3. Discriminated entity variants (new syntax):

Assay:
  discriminator: assay_type
  common_fields:
    - name: file_name
    - name: study_id
  variants:
    nmr:
      fields:
        - name: pulse_sequence
          required: true
    lcms:
      fields:
        - name: chromatography_instrument
          required: true

4. Entity composition (current workaround):

Define technology-specific detail entities and reference them:

Assay:
  fields:
    - name: nmr_details
      type: entity
      items: NMRDetails
      required: false
    - name: lcms_details
      type: entity
      items: LCMSDetails
      required: false

Feature Priority: When Does This Problem Actually Occur?

Not all type differentiation requires polymorphism. Consider how different profiles handle variation:

Profile How Variation is Handled Polymorphism Needed?
PRIDE QuantMethod.name enum (TMT, SILAC, label-free) No - same fields for all methods
ENA Experiment.library_strategy enum (WGS, RNA-Seq) No - same fields for all strategies
ISA Assay.measurement_type as OntologyAnnotation No - same fields for all assay types
MetaboLights NMR/LC-MS/GC-MS assays with different instruments and parameters Yes - different field sets per technology

The key distinction is whether different types need different fields, not just different enum values.

MetaboLights is a genuine polymorphism case because: - NMR assays need: pulse_sequence, magnetic_field_strength, acquisition_nucleus - LC-MS assays need: chromatography_instrument, column_type, ionization_mode - GC-MS assays need: gc_instrument, derivatization_method

These aren't just different labels - they're fundamentally different field sets that only make sense for their respective technologies.

If metaseed encounters more profiles like MetaboLights (with technology-specific field sets), the workaround of "large entity with many optional fields" becomes increasingly awkward and should be addressed with proper spec-level support.

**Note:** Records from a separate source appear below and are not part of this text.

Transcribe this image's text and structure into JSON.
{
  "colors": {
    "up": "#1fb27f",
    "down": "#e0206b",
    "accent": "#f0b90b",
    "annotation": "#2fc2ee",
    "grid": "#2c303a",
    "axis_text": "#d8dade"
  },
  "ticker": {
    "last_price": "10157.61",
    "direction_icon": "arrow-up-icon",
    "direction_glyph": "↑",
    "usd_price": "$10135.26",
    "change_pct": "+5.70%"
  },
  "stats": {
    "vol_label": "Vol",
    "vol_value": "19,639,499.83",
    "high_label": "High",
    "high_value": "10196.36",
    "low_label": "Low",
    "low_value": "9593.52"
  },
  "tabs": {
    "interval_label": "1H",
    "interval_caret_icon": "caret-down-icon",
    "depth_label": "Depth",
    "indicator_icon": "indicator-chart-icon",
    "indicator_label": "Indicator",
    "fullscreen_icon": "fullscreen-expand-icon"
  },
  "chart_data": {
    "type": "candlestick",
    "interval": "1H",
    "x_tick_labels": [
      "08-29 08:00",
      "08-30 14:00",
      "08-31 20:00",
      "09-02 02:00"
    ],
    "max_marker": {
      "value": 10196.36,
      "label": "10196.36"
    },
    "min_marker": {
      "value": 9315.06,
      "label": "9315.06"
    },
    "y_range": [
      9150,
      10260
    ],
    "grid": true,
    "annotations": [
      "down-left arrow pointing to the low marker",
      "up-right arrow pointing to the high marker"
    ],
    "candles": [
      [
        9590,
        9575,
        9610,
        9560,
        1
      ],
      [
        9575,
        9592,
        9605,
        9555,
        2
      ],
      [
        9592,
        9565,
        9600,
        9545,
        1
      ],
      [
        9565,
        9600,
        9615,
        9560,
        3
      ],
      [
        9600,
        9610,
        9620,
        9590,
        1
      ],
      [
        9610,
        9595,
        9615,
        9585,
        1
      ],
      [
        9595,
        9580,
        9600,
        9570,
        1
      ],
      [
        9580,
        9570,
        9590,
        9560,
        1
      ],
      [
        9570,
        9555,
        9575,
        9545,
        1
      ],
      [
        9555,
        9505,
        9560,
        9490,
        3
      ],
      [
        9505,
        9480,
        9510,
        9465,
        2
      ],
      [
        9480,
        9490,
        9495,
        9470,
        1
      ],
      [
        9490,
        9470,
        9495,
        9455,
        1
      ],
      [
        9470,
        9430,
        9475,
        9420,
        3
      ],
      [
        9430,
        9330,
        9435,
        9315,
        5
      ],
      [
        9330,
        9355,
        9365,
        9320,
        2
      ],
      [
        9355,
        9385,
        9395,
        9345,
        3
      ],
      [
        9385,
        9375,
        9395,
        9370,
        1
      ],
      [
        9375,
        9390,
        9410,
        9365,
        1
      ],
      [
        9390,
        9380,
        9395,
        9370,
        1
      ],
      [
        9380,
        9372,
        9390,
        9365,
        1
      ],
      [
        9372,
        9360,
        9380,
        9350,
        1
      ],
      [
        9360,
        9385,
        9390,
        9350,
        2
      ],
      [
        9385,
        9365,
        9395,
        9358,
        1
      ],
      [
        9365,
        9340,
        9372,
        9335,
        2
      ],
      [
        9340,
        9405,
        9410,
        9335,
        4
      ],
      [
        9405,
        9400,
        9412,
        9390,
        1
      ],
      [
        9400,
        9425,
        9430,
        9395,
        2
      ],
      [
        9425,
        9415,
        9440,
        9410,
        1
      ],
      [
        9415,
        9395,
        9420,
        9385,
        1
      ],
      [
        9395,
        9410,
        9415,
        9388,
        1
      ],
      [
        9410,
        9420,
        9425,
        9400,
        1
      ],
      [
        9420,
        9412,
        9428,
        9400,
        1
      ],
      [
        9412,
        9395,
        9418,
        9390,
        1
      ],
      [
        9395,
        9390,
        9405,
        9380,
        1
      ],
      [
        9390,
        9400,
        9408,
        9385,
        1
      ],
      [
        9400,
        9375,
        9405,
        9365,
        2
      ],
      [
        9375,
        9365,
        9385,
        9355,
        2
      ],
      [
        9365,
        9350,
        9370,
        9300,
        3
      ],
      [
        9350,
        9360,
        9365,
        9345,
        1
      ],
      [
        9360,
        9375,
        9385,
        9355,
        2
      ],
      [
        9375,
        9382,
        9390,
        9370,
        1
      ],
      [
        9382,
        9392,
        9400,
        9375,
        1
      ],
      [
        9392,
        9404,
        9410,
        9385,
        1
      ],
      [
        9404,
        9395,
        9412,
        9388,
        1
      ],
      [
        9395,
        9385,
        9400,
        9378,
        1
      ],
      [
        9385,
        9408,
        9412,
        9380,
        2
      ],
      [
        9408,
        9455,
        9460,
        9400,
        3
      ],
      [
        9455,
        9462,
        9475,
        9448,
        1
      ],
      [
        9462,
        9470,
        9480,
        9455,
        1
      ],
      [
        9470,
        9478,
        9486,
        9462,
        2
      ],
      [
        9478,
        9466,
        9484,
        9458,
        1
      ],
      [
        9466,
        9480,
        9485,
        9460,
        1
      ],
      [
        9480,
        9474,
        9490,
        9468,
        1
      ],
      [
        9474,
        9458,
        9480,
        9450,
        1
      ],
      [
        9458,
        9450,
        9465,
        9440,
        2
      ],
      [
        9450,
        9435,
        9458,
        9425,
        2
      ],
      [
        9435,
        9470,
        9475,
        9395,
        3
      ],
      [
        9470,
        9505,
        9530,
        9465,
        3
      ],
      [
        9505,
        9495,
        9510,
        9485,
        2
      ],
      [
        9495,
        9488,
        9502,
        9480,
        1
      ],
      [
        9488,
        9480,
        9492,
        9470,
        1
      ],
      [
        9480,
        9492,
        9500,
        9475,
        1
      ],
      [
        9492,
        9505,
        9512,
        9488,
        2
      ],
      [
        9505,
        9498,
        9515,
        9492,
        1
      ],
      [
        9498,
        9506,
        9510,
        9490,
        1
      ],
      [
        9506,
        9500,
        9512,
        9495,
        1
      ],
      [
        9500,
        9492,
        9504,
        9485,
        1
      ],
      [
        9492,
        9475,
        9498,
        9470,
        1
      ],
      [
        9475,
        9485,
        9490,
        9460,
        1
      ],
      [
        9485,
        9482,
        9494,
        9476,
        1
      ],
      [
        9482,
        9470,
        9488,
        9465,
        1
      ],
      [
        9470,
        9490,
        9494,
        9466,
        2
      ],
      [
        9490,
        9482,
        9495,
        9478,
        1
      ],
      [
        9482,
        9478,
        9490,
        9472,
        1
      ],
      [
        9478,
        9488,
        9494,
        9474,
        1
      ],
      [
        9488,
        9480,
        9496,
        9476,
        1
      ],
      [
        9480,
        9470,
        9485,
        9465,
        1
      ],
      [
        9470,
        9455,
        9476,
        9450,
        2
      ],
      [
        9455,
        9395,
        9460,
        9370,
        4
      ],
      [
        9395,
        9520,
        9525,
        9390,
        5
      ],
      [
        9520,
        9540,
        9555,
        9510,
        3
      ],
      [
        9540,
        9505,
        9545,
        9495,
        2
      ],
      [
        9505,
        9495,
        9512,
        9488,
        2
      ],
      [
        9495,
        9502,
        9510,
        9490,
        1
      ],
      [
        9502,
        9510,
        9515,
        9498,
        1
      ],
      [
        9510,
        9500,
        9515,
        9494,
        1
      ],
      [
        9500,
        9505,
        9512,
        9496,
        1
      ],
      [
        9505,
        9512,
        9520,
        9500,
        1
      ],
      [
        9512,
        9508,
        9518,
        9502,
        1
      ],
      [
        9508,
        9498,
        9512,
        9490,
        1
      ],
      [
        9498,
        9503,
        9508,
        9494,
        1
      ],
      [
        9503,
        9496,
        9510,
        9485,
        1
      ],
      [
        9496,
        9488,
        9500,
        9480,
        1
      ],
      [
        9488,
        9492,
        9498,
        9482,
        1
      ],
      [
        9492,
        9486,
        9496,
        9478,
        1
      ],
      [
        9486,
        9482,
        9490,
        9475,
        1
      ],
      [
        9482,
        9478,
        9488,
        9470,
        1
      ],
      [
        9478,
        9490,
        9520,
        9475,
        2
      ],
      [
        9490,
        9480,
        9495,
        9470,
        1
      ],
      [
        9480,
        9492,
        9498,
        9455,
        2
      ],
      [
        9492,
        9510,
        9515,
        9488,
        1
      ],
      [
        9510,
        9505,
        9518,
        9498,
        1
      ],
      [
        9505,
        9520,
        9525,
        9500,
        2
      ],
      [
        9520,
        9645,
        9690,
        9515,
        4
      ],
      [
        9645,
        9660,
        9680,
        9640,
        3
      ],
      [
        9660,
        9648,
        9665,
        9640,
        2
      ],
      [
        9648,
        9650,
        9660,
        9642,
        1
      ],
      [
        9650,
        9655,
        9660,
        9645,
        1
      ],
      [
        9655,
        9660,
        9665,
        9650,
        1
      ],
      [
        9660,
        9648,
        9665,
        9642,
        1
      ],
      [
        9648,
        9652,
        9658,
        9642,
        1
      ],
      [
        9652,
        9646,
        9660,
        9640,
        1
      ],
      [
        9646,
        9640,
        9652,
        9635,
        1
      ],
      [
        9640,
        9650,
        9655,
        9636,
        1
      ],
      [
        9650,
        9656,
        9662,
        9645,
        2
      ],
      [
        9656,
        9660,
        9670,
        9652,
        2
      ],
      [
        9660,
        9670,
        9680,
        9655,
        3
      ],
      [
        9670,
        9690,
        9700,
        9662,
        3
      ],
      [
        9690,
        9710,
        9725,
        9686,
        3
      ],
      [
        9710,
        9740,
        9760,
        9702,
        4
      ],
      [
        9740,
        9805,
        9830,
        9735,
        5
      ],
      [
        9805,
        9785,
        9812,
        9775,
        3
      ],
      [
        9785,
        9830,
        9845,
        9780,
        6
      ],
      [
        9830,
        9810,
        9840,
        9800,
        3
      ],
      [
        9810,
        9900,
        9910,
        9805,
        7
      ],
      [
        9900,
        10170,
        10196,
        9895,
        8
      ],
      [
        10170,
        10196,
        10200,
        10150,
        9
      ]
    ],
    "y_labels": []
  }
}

Phase 1: Conditional validation rules (near-term)

Add when clause to validation rules:

validation_rules:
  - name: nmr_requires_fields
    applies_to: [Assay]
    when: assay_type == "nmr"
    require_fields: [pulse_sequence, magnetic_field_strength]
  • Minimal spec syntax changes
  • Leverages existing validation infrastructure
  • Provides runtime enforcement

Phase 2: Discriminated variants (medium-term)

Native syntax for type variants:

Assay:
  discriminator: assay_type
  common_fields: [file_name, study_id, measurement_type]
  variants:
    nmr:
      fields: [pulse_sequence, magnetic_field_strength]
    lcms:
      fields: [chromatography_instrument, ionization_mode]
  • Cleanest developer experience
  • Type-safe at model generation time
  • Self-documenting specs

This should be prioritized to avoid metaseed becoming a constraint on schema expressiveness.

Other Design Decisions

Sample Flow

ISA-Tab models sample processing as: Source → Sample → Extract → (assay)

MetaboLights follows this, but the metaseed profile simplifies it to direct references rather than process chains.

Metabolite Identification

The MetaboliteAssignment entity captures identified metabolites with: - Chemical identifiers (ChEBI, InChI, SMILES) - Spectral coordinates (retention time, m/z) - MSI confidence level (1-4)

This is linked to assays rather than studies, reflecting that identifications come from specific analytical runs.

Controlled Vocabularies

MetaboLights uses several ontologies: - ChEBI for metabolite identifiers - PSI-MS for mass spectrometry terms - NCBI Taxonomy for organisms - Unit Ontology for measurements

These are validated via the ontology_term field property and the OntologyService.